The Semi-Brilliance Of My Life As Liz
LatestMTV’s My Life As Liz follows Liz Lee through her senior year of high school, juxtaposing school scenes with Liz’s acerbic monologues. Any one who has been watching MTV with any regularity knows they have a very loose sense of “reality” – scenes are routinely scripted, re-shot, and edited to create plot arcs.
During the opening episode, we meet Liz heading to burn pictures of her old self (re: her with blonde streaks). Later, Liz is trying to do an edgy video project for a class, when her teacher assigns her to instead shoot a profile on Taylor Terry, the stand in for the “cute, popular hateable” stock character that resides in most teen flicks. Interestingly enough, the pilot episode is eerily reminiscent of “Monster”, an episode from season two of Daria. In “Monster,” Daria is chooses to make a humiliating movie about her shallow sister Quinn (obvious parallel to the Liz-Taylor relationship.) However, in keeping with a hazier sense of good and evil, Daria eventually caves under her conscience and edits the video to show Quinn in a better light. Liz decides to commit grade-book kamikaze and unspools the tape while talking to herself by her pool.

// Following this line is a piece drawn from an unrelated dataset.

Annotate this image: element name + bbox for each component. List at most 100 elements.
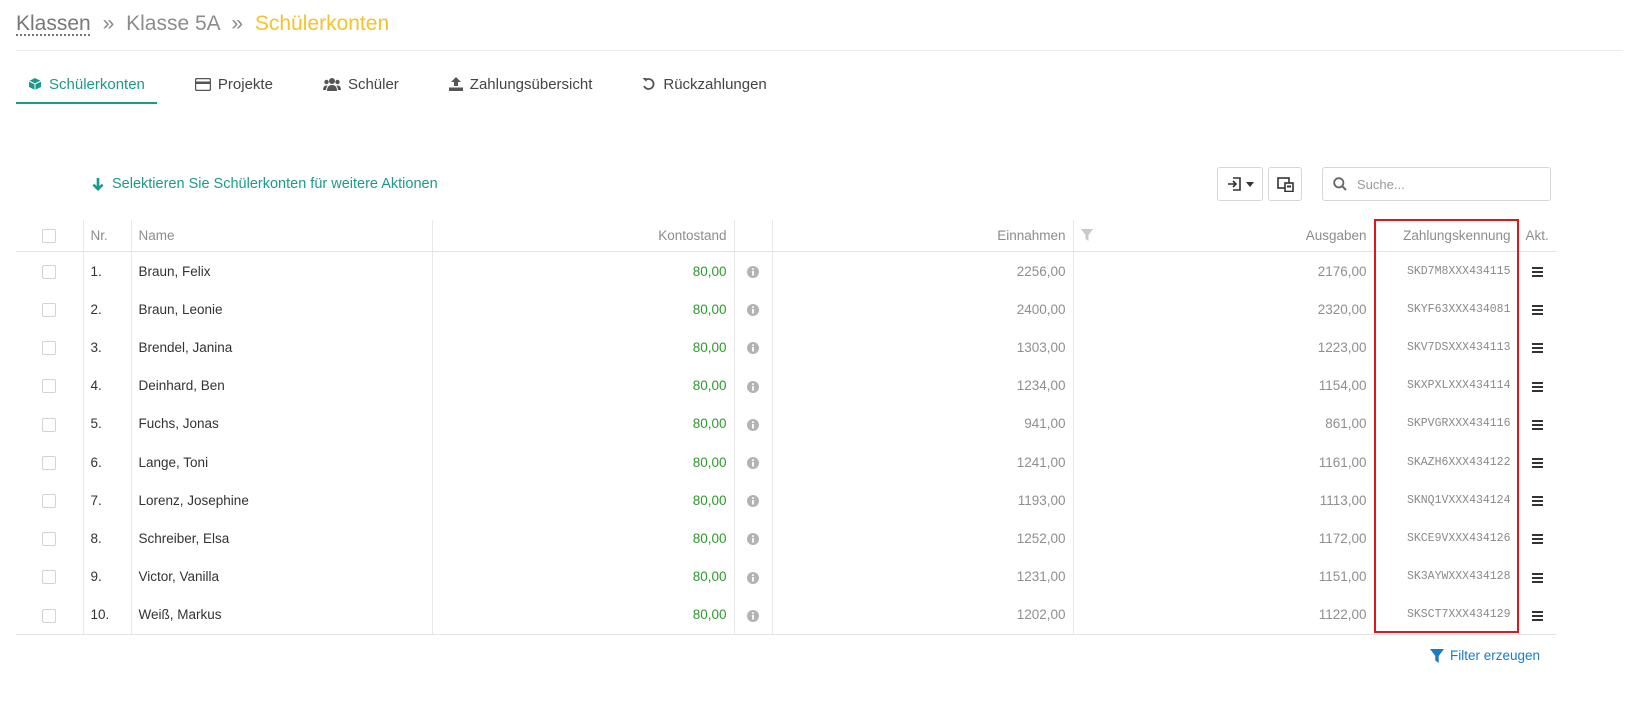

Well – that’s kind of what happened. According to Jon Caramanica, writing for the LA Times, that scene was one of those “through [her] eyes” moments:
[A]t the end of the episode, Liz cracks open a camcorder tape marked “Taylor Terry Profile” and unspools it, laughing.
Liz and Taylor are real people, and Burleson is a real school, in the suburbs of Fort Worth, and yet this moment is pure fancy. There on the Burleson website is the Aug. 29, 2008, edition of “Elk TV,” Burleson’s news broadcast, with Liz’s profile of Taylor intact. You know it’s Liz from the mildly snide voice-over.”I am NOT a fictional character. haha!” Liz recently wrote on Twitter. “What you see on tv, is what you get.”
Except when you don’t. “My Life as Liz” is quasi-reality — real people, in their real environment, leading lives that are being in some way dramatized. Watch it as fiction, and it’s charming teen comedy. Watch it as reality, and it’s deeply disorienting.
The show reveals its “quasi-reality” angle early on: each episode appears to be plucked from the nostalgia bin of its writers and shot to a predictable and inevitable conclusion. The next episode mashes up all kinds of teen swooning and prom love with a secret admirer sending her Valentine’s carnations. Instantly a red flag goes up – if Liz had been truly an outcast (and not a fallen popular kid, as she reminds the camera often), she would have realized that whole situation smelled like a set-up. More to the point, when Liz arrives at the dance with no secret admirer, she should have been happy there wasn’t a bucket of pig blood waiting.